Ensemble Modern interpretiert Frankfurter Glockenkonzert zu Pfingsten neu
Wenn am Pfingstsamstag die Glocken der Frankfurter Innenstadtkirchen erklingen, wird das traditionsreiche Stadtgeläute erstmals in einer neuen künstlerischen Fassung zu hören sein. Unter dem Titel „supra urbem“ – „über der Stadt“ – haben Hermann Kretzschmar und Rainer Römer vom Ensemble Modern das akustische Ereignis neu gestaltet. Die Uraufführung findet am 7. Juni von 16.30 bis 17 Uhr statt und lädt dazu ein, die vertrauten Glockenklänge in einer bislang ungewohnten Struktur zu erleben.
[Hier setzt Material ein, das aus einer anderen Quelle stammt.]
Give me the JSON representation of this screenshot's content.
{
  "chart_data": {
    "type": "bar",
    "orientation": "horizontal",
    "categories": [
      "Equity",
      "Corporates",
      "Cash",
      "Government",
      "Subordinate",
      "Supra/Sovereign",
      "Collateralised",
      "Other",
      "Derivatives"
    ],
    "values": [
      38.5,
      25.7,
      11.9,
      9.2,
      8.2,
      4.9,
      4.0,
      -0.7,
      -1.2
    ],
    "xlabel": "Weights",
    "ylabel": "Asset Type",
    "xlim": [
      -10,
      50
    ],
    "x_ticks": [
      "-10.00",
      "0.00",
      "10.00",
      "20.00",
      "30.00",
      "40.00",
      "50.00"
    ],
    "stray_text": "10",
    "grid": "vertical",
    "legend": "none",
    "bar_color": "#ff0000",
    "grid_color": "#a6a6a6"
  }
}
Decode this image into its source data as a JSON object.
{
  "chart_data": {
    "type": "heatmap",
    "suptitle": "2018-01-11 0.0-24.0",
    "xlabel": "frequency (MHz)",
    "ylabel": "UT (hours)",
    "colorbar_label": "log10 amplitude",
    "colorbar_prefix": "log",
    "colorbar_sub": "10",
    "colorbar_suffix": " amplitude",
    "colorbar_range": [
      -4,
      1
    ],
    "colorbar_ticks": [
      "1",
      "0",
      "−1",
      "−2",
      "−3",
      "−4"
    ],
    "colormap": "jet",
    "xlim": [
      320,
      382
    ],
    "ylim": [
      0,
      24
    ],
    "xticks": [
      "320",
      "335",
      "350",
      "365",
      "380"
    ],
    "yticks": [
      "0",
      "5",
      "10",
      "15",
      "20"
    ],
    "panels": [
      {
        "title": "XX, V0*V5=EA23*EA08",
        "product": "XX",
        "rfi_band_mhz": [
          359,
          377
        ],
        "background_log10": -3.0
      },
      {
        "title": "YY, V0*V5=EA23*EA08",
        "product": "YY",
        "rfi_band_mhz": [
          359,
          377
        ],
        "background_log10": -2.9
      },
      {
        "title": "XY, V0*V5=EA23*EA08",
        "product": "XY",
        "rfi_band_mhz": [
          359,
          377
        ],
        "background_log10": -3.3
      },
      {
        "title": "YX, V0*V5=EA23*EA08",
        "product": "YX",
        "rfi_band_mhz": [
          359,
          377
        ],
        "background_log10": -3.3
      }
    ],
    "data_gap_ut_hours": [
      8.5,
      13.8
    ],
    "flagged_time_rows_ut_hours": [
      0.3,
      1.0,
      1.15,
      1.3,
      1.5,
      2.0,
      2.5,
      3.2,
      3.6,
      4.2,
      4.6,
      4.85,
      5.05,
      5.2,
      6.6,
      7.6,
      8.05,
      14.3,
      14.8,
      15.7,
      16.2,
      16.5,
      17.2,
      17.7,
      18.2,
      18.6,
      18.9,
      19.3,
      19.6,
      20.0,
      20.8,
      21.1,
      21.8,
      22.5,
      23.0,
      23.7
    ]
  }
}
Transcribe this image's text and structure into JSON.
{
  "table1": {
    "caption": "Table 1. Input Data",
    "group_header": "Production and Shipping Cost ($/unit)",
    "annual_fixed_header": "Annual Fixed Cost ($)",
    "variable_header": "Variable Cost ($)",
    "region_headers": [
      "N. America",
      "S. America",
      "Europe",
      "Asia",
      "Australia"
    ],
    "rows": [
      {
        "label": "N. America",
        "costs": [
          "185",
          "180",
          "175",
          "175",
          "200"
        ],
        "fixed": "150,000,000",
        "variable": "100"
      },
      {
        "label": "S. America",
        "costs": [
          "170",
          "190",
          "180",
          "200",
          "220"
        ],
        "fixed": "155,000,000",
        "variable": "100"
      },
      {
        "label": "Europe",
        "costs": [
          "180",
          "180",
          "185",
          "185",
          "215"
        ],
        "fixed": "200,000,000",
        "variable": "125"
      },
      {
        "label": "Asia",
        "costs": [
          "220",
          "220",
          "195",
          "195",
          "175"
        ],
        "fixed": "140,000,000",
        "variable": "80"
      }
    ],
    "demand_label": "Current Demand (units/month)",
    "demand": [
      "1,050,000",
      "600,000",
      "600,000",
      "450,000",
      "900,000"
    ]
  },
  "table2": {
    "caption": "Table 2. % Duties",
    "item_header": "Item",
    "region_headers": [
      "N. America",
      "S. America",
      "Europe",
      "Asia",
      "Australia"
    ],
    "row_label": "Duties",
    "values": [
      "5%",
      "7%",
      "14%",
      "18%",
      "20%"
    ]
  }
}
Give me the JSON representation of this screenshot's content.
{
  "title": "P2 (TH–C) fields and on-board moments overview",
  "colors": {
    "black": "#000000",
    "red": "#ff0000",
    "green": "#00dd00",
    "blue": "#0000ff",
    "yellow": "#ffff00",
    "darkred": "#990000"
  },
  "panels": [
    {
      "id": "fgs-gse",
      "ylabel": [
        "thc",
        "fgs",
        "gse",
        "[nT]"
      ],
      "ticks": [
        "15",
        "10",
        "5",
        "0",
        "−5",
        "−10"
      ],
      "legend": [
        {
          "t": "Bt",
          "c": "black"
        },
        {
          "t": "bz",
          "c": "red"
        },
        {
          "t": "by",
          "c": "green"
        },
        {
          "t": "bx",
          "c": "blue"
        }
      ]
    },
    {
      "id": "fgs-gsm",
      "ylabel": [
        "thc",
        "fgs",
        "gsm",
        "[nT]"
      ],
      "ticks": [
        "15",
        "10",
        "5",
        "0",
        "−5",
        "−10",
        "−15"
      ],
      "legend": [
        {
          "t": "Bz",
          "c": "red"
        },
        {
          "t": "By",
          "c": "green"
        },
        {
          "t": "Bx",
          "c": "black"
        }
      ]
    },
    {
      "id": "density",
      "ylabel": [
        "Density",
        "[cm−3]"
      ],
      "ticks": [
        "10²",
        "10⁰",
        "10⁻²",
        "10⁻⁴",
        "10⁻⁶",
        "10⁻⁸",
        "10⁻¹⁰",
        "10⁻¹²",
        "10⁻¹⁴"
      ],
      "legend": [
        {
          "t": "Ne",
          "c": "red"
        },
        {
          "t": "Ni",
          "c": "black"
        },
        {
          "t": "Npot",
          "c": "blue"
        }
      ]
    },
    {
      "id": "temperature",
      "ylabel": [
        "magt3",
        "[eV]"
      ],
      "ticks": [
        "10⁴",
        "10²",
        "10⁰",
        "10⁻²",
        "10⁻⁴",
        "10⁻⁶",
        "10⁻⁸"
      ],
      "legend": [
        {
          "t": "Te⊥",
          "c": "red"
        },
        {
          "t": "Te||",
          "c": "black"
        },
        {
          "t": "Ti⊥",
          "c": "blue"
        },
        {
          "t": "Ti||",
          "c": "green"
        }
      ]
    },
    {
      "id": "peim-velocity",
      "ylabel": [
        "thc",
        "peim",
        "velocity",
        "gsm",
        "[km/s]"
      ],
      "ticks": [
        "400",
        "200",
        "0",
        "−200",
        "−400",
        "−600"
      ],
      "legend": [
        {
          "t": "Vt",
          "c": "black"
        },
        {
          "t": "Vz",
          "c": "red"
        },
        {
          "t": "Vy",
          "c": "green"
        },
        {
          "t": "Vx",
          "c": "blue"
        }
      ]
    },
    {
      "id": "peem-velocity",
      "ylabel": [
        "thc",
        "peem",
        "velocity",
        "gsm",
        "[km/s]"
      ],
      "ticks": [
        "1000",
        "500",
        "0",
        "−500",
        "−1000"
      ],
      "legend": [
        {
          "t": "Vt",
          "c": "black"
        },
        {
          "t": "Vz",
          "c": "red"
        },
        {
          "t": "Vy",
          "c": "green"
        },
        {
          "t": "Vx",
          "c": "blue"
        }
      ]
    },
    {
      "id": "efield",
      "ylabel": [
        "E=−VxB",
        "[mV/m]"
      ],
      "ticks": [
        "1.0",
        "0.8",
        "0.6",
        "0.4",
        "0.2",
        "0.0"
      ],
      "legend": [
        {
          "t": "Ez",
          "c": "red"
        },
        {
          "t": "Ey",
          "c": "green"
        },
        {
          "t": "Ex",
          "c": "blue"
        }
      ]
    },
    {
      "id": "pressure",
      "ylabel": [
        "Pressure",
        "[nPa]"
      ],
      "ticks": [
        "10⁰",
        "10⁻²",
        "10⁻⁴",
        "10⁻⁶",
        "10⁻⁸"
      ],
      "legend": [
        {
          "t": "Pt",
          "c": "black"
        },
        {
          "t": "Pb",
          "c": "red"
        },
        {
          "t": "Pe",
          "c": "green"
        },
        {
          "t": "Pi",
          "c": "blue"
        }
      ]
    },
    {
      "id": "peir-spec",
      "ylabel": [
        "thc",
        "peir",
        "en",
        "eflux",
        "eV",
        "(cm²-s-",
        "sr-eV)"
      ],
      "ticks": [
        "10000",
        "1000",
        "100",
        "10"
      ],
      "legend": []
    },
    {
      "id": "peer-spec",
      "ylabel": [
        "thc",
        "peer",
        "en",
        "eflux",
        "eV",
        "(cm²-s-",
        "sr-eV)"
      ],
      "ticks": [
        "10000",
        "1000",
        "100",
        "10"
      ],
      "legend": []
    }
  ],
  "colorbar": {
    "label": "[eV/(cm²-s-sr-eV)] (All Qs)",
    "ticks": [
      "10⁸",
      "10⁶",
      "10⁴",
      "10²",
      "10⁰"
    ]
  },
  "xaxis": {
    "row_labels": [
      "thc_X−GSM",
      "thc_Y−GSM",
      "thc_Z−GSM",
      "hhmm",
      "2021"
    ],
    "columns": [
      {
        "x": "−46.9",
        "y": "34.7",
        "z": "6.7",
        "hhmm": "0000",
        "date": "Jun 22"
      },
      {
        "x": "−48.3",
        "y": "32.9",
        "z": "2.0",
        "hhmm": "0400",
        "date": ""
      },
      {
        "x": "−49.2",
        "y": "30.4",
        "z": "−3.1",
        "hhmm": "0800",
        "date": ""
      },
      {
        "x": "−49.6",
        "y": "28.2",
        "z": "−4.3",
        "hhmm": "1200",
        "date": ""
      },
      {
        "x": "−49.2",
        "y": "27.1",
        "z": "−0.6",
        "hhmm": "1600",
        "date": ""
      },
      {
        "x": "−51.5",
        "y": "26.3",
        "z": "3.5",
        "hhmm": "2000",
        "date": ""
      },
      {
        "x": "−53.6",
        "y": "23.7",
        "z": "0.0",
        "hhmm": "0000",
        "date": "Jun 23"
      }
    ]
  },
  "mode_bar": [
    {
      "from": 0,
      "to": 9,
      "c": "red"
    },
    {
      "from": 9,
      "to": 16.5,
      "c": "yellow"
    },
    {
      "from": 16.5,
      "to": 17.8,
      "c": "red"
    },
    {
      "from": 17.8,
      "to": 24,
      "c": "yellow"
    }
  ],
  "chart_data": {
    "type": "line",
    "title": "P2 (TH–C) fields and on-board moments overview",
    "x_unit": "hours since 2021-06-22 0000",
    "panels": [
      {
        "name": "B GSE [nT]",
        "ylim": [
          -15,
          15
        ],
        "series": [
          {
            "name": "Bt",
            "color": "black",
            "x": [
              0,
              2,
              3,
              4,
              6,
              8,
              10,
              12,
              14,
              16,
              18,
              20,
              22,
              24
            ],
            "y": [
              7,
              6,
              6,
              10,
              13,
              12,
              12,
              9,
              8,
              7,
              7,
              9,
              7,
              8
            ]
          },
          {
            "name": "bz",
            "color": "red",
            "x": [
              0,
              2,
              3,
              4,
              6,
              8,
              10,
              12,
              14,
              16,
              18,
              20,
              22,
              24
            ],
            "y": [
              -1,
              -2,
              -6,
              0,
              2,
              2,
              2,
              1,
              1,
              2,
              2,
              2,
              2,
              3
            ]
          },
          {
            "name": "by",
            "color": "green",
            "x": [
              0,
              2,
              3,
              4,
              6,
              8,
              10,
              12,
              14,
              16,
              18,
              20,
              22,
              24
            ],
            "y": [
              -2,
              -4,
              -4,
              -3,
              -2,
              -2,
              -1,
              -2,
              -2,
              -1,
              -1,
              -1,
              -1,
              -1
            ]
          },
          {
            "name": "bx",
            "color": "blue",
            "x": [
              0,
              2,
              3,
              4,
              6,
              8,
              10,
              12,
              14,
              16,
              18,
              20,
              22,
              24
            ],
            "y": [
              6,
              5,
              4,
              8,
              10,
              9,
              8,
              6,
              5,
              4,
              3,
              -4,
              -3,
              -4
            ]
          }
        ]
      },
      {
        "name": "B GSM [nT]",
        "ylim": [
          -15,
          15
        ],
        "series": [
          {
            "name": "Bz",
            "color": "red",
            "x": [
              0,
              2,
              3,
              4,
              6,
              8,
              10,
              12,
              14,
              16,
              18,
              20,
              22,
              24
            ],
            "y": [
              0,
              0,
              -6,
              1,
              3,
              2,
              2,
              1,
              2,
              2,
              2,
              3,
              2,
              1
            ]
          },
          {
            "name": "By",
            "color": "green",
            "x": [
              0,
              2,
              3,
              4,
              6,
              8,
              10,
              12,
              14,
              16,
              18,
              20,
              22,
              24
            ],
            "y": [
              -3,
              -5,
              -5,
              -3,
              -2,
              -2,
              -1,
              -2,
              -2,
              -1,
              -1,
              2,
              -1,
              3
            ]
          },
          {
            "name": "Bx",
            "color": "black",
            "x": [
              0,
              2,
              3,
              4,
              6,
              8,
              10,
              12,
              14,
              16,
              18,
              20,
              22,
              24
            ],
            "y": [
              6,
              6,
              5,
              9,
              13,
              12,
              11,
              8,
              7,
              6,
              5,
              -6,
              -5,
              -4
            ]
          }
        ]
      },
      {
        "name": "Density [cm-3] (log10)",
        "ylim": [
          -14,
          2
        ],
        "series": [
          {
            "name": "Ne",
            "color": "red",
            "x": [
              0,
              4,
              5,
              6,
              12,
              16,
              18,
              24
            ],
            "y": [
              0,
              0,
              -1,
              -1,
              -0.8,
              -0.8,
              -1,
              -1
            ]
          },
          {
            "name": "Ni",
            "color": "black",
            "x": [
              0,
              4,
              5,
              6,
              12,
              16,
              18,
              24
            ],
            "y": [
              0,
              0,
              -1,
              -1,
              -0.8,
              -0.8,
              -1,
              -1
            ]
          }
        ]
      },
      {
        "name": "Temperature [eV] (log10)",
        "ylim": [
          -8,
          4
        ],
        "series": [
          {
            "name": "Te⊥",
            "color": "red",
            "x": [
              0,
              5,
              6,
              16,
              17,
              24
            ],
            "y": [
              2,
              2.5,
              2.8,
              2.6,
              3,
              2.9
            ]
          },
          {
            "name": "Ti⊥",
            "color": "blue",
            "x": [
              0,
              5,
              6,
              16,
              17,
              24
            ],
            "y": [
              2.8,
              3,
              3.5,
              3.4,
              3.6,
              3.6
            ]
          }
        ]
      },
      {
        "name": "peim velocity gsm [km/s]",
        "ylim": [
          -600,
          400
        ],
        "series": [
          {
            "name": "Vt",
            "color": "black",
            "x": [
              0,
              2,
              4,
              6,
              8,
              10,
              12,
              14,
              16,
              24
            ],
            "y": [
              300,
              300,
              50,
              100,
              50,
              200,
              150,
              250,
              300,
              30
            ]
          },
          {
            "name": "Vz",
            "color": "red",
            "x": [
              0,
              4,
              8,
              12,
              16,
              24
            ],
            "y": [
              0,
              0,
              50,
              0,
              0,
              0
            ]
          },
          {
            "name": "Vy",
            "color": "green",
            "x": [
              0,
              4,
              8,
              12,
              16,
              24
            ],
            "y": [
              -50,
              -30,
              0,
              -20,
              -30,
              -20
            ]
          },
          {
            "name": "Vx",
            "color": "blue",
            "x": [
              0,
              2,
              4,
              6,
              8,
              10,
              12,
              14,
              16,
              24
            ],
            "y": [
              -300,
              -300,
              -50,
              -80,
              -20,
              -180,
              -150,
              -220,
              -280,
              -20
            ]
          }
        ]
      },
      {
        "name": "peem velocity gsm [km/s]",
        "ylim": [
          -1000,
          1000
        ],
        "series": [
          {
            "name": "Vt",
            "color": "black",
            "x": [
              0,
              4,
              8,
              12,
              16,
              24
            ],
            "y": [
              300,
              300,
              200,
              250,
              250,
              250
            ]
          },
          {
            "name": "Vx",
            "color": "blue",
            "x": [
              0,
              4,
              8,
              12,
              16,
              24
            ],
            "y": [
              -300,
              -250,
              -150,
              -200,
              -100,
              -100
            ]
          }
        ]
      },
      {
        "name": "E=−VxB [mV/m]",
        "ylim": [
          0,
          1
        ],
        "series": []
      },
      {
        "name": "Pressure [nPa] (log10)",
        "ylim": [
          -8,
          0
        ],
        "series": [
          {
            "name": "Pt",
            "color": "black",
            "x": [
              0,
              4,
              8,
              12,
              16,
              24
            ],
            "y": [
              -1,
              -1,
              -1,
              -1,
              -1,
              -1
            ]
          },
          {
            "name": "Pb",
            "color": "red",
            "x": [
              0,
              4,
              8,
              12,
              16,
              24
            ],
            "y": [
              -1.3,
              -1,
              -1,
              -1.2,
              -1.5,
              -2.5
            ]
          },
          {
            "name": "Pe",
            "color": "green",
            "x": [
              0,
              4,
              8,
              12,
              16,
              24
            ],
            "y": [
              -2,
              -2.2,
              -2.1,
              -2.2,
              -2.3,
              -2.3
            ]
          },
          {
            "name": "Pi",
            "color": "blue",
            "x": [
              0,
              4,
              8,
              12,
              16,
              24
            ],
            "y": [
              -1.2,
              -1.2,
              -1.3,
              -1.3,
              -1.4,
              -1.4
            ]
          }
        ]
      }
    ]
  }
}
Das Große Stadtgeläute ertönt nur viermal im Jahr – an den Samstagen vor Ostern, Pfingsten, dem ersten Advent und an Heiligabend. Es vereint die Glocken von zehn Kirchen in der Innenstadt zu einem gemeinsamen Klangereignis im öffentlichen Raum. In der neuen Fassung werden die Glocken zunächst einzeln vorgestellt – von den höchsten bis zu den tiefsten Tönen. So wird ihre jeweilige klangliche Eigenart erfahrbar, ehe sie sich nach etwa einer Viertelstunde zum vertrauten Gesamtklang verbinden.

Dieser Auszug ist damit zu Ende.